Algumas mulheres saíram do anonimato a que lhes condenou a história. Veja-se, por exemplo, o caso de Benta Teixeira. Filha de padre e nascida em Campos em 1675, proprietária de terras e de um pequeno engenho, ela liderou a luta de pequenos produtores contra os descendentes do filho de Salvador Correia de Sá, o quarto visconde de Asseca. As reuniões dos insurgentes se davam constantemente em sua casa. Na época do conflito armado, Benta era viúva e mãe de filhos adultos.
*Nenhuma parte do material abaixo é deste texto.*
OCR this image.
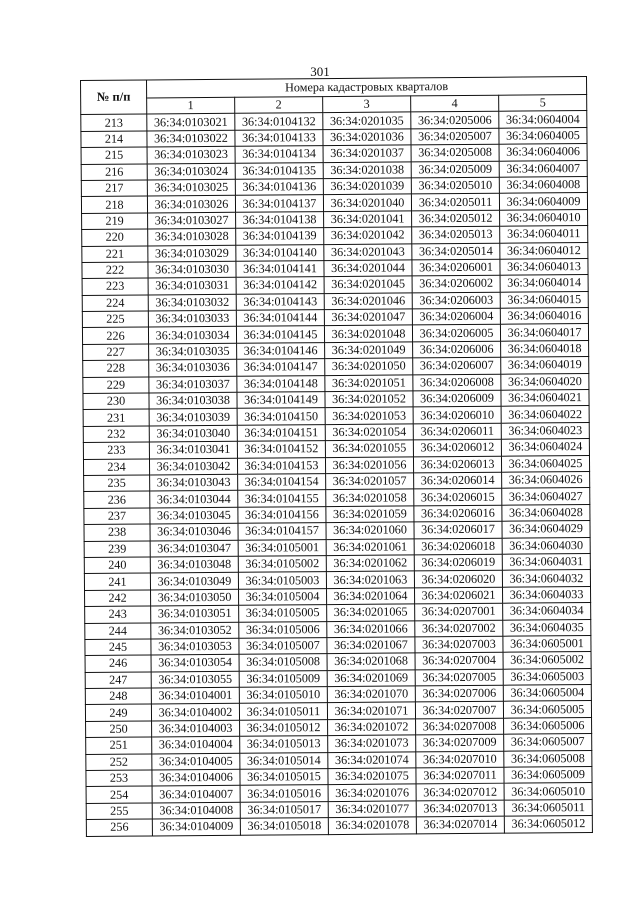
301
№ п/п	Номера кадастровых кварталов				
	1	2	3	4	5
213	36:34:0103021	36:34:0104132	36:34:0201035	36:34:0205006	36:34:0604004
214	36:34:0103022	36:34:0104133	36:34:0201036	36:34:0205007	36:34:0604005
215	36:34:0103023	36:34:0104134	36:34:0201037	36:34:0205008	36:34:0604006
216	36:34:0103024	36:34:0104135	36:34:0201038	36:34:0205009	36:34:0604007
217	36:34:0103025	36:34:0104136	36:34:0201039	36:34:0205010	36:34:0604008
218	36:34:0103026	36:34:0104137	36:34:0201040	36:34:0205011	36:34:0604009
219	36:34:0103027	36:34:0104138	36:34:0201041	36:34:0205012	36:34:0604010
220	36:34:0103028	36:34:0104139	36:34:0201042	36:34:0205013	36:34:0604011
221	36:34:0103029	36:34:0104140	36:34:0201043	36:34:0205014	36:34:0604012
222	36:34:0103030	36:34:0104141	36:34:0201044	36:34:0206001	36:34:0604013
223	36:34:0103031	36:34:0104142	36:34:0201045	36:34:0206002	36:34:0604014
224	36:34:0103032	36:34:0104143	36:34:0201046	36:34:0206003	36:34:0604015
225	36:34:0103033	36:34:0104144	36:34:0201047	36:34:0206004	36:34:0604016
226	36:34:0103034	36:34:0104145	36:34:0201048	36:34:0206005	36:34:0604017
227	36:34:0103035	36:34:0104146	36:34:0201049	36:34:0206006	36:34:0604018
228	36:34:0103036	36:34:0104147	36:34:0201050	36:34:0206007	36:34:0604019
229	36:34:0103037	36:34:0104148	36:34:0201051	36:34:0206008	36:34:0604020
230	36:34:0103038	36:34:0104149	36:34:0201052	36:34:0206009	36:34:0604021
231	36:34:0103039	36:34:0104150	36:34:0201053	36:34:0206010	36:34:0604022
232	36:34:0103040	36:34:0104151	36:34:0201054	36:34:0206011	36:34:0604023
233	36:34:0103041	36:34:0104152	36:34:0201055	36:34:0206012	36:34:0604024
234	36:34:0103042	36:34:0104153	36:34:0201056	36:34:0206013	36:34:0604025
235	36:34:0103043	36:34:0104154	36:34:0201057	36:34:0206014	36:34:0604026
236	36:34:0103044	36:34:0104155	36:34:0201058	36:34:0206015	36:34:0604027
237	36:34:0103045	36:34:0104156	36:34:0201059	36:34:0206016	36:34:0604028
238	36:34:0103046	36:34:0104157	36:34:0201060	36:34:0206017	36:34:0604029
239	36:34:0103047	36:34:0105001	36:34:0201061	36:34:0206018	36:34:0604030
240	36:34:0103048	36:34:0105002	36:34:0201062	36:34:0206019	36:34:0604031
241	36:34:0103049	36:34:0105003	36:34:0201063	36:34:0206020	36:34:0604032
242	36:34:0103050	36:34:0105004	36:34:0201064	36:34:0206021	36:34:0604033
243	36:34:0103051	36:34:0105005	36:34:0201065	36:34:0207001	36:34:0604034
244	36:34:0103052	36:34:0105006	36:34:0201066	36:34:0207002	36:34:0604035
245	36:34:0103053	36:34:0105007	36:34:0201067	36:34:0207003	36:34:0605001
246	36:34:0103054	36:34:0105008	36:34:0201068	36:34:0207004	36:34:0605002
247	36:34:0103055	36:34:0105009	36:34:0201069	36:34:0207005	36:34:0605003
248	36:34:0104001	36:34:0105010	36:34:0201070	36:34:0207006	36:34:0605004
249	36:34:0104002	36:34:0105011	36:34:0201071	36:34:0207007	36:34:0605005
250	36:34:0104003	36:34:0105012	36:34:0201072	36:34:0207008	36:34:0605006
251	36:34:0104004	36:34:0105013	36:34:0201073	36:34:0207009	36:34:0605007
252	36:34:0104005	36:34:0105014	36:34:0201074	36:34:0207010	36:34:0605008
253	36:34:0104006	36:34:0105015	36:34:0201075	36:34:0207011	36:34:0605009
254	36:34:0104007	36:34:0105016	36:34:0201076	36:34:0207012	36:34:0605010
255	36:34:0104008	36:34:0105017	36:34:0201077	36:34:0207013	36:34:0605011
256	36:34:0104009	36:34:0105018	36:34:0201078	36:34:0207014	36:34:0605012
Ela investiu a cavalo e armada contra os representantes do visconde quando estes vieram tomar posse da donataria. Consta que sua filha, Mariana Barreto, foi de fato quem liderou o ataque, algemando pessoalmente os oficiais, havendo notícias de que várias outras mulheres participaram do conflito. O levante durou dias, até ser sufocado pelas autoridades, e a vila, ocupada. Muitos dos participantes foram punidos com degredo em Angola, entre eles, Mariana Barreto.
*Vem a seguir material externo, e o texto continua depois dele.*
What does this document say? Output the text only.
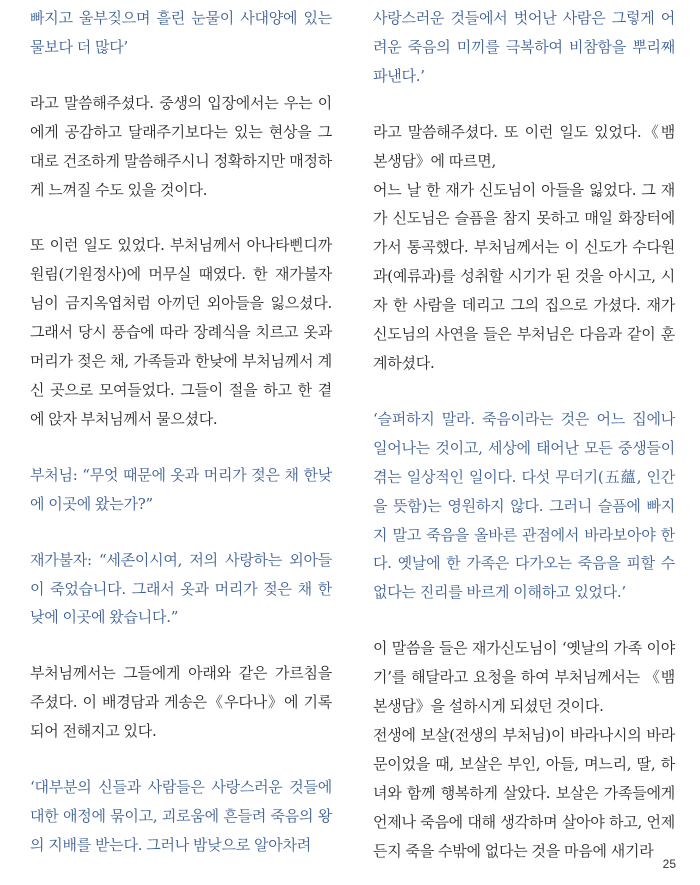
빠지고 울부짖으며 흘린 눈물이 사대양에 있는 물보다 더 많다’

라고 말씀해주셨다. 중생의 입장에서는 우는 이에게 공감하고 달래주기보다는 있는 현상을 그대로 건조하게 말씀해주시니 정확하지만 매정하게 느껴질 수도 있을 것이다.

또 이런 일도 있었다. 부처님께서 아나타삔디까원림(기원정사)에 머무실 때였다. 한 재가불자님이 금지옥엽처럼 아끼던 외아들을 잃으셨다. 그래서 당시 풍습에 따라 장례식을 치르고 옷과 머리가 젖은 채, 가족들과 한낮에 부처님께서 계신 곳으로 모여들었다. 그들이 절을 하고 한 곁에 앉자 부처님께서 물으셨다.

부처님: “무엇 때문에 옷과 머리가 젖은 채 한낮에 이곳에 왔는가?”

재가불자: “세존이시여, 저의 사랑하는 외아들이 죽었습니다. 그래서 옷과 머리가 젖은 채 한낮에 이곳에 왔습니다.”

부처님께서는 그들에게 아래와 같은 가르침을 주셨다. 이 배경담과 게송은《우다나》에 기록되어 전해지고 있다.

‘대부분의 신들과 사람들은 사랑스러운 것들에 대한 애정에 묶이고, 괴로움에 흔들려 죽음의 왕의 지배를 받는다. 그러나 밤낮으로 알아차려

사랑스러운 것들에서 벗어난 사람은 그렇게 어려운 죽음의 미끼를 극복하여 비참함을 뿌리째 파낸다.’

라고 말씀해주셨다. 또 이런 일도 있었다.《뱀 본생담》에 따르면,

어느 날 한 재가 신도님이 아들을 잃었다. 그 재가 신도님은 슬픔을 참지 못하고 매일 화장터에 가서 통곡했다. 부처님께서는 이 신도가 수다원과(예류과)를 성취할 시기가 된 것을 아시고, 시자 한 사람을 데리고 그의 집으로 가셨다. 재가신도님의 사연을 들은 부처님은 다음과 같이 훈계하셨다.

‘슬퍼하지 말라. 죽음이라는 것은 어느 집에나 일어나는 것이고, 세상에 태어난 모든 중생들이 겪는 일상적인 일이다. 다섯 무더기(五蘊, 인간을 뜻함)는 영원하지 않다. 그러니 슬픔에 빠지지 말고 죽음을 올바른 관점에서 바라보아야 한다. 옛날에 한 가족은 다가오는 죽음을 피할 수 없다는 진리를 바르게 이해하고 있었다.’

이 말씀을 들은 재가신도님이 ‘옛날의 가족 이야기’를 해달라고 요청을 하여 부처님께서는 《뱀 본생담》을 설하시게 되셨던 것이다.

전생에 보살(전생의 부처님)이 바라나시의 바라문이었을 때, 보살은 부인, 아들, 며느리, 딸, 하녀와 함께 행복하게 살았다. 보살은 가족들에게 언제나 죽음에 대해 생각하며 살아야 하고, 언제든지 죽을 수밖에 없다는 것을 마음에 새기라

25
Outra Mariana que se destacou à frente de engenhos foi a filha mais velha da baronesa de Campos, Dona Maria Eugênia Carneiro da Costa. Segundo a viajante inglesa Maria Graham, foi em sua casa, na Mata da Paciência, que, durante uma excursão a cavalo, a inglesa teve “uma das recepções das mais polidas por parte de uma bela mulher, de tom senhoril”. Vamos ouvi-la:
“D. Mariana conduziu-nos ao engenho onde nos deram bancos colocados perto da máquina de espremer, que são movidos por um motor a vapor, da força de oito cavalos, uma das primeiras, senão a primeira instalada no Brasil. Há aqui duzentos escravos e outros tantos bois em pleno emprego. A máquina a vapor, além dos rolos compressores no engenho, move diferentes serras de modo que ela tem a vantagem de ter a sua madeira aparelhada quase sem despesa. Enquanto estávamos sentados junto à máquina, D. Mariana quis que as mulheres que estavam fornecendo cana cantassem, e elas começaram primeiro com uma de suas selvagens canções africanas com palavras adotadas no momento, adequadas à ocasião. Ela lhes disse então que cantassem os hinos à Virgem. Cantaram então com tom e ritmo regular com algumas vozes doces a saudação Angélica e outras canções. Acompanhamos D. Mariana dentro de casa, onde verificamos que enquanto nos ocupávamos em observar a maquinaria, caldeiras e a destilaria, preparava-se o jantar para nós, apesar de já estar passada, há muito, a hora da família.
Sob o comando de senhoras como as Marianas e Benta Pereira, ou lavradoras de cana e roceiras, estavam as escravas. Elas também interagiam no funcionamento do engenho. O cronista Antonil foi pioneiro em observar a participação feminina em meio às perigosas engrenagens que moíam as canas. A calcanha, segundo ele, era a escrava que tinha várias funções. Vigiava o recipiente em que se coava o “mel”; varria a casa das caldeiras ou dos cobres; areava-os com limão e cinzas; acendia as famintas candeias.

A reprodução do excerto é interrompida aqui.